The drug was called Sildenafil and was half the cost of Viagra.
This change in strategy spared Pfizer from losing most of its market share since it could compete in the generic market. As of 2019 Pfizer's strategy worked.
65 percent of prescriptions filled from late 2018 to the end of January 2019 were for Viagra or its generic version.
30 percent of prescriptions were for rival Cialis and its generic Tadalafil.
Levitra and generic Vardenafil came in third at 5 percent of the market.
I think Viagra has been able to capture a larger or retain a larger part of the market share than we would see it for another branded drug for let's say high blood pressure high cholesterol when generics enter.
But it's also the case that we haven't seen as much generic entry yet as we will see in the next five to ten years.
And I expect that its position as a market leader would fall.
Other factors also help Pfizer.

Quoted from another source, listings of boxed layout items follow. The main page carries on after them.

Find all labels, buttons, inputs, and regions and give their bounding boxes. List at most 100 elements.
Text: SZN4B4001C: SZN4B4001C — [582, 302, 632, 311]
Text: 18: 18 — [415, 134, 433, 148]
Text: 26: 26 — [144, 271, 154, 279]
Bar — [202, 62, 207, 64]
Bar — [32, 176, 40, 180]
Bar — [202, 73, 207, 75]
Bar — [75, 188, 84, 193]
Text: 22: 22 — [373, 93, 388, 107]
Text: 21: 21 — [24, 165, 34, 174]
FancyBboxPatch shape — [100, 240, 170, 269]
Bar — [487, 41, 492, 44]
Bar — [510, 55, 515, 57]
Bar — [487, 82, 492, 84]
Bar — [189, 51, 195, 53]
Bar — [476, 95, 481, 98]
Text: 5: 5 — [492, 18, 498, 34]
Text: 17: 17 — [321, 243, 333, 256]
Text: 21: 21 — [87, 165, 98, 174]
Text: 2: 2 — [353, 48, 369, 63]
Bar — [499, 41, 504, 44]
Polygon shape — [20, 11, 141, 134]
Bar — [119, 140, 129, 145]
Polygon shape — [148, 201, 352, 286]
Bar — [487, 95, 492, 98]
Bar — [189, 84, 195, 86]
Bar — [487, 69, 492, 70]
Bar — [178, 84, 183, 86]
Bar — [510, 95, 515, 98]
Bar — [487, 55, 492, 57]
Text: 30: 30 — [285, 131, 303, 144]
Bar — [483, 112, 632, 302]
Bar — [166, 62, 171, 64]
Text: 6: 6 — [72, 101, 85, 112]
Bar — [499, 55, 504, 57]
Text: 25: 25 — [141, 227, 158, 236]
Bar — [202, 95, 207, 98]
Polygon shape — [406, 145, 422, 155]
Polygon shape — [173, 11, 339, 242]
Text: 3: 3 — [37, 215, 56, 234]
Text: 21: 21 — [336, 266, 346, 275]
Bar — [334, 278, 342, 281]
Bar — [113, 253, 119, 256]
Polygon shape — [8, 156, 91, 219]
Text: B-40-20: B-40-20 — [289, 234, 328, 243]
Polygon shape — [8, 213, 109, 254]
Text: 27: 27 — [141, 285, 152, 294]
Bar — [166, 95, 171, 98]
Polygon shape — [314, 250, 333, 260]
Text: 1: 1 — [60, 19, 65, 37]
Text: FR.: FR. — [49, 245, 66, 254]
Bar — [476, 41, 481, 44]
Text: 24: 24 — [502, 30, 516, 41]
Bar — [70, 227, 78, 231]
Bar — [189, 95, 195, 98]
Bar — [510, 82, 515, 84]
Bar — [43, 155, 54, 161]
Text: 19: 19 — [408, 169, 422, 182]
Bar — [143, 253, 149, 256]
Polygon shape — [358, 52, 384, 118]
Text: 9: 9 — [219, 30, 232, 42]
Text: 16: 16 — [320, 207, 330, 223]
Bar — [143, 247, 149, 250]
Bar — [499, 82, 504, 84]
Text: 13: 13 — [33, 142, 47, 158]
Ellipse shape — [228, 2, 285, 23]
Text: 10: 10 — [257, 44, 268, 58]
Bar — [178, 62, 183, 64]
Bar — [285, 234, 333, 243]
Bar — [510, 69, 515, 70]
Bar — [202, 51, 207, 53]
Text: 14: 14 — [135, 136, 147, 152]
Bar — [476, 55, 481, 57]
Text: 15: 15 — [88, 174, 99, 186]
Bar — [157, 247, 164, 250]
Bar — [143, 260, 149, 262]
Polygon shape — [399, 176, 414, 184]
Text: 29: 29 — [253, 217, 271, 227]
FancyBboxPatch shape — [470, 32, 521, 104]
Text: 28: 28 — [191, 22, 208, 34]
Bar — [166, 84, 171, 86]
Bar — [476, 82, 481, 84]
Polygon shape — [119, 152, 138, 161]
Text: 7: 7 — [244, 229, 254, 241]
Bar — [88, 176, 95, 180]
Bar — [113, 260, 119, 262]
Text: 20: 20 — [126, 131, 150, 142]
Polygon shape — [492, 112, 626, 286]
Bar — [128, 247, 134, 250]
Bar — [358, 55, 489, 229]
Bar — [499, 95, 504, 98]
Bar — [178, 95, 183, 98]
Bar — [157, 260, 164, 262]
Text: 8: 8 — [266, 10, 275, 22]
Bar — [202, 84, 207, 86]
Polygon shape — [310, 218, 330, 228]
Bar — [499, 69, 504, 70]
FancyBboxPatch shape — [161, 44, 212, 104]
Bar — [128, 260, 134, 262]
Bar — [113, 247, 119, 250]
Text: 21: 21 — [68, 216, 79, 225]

For one it's one of the most recognizable brands for E.D. treatment.
There's also the rise of direct to consumer startups to consider for example Get Roman is a telemedicine provider that connects patients to doctors online to offer maximum privacy and convenience.
They've removed the middleman such as drugstores and have allowed customers to buy E.D. meds online.
Pfizer also hopped on this strategy. It widened the availability of its brand name drug online.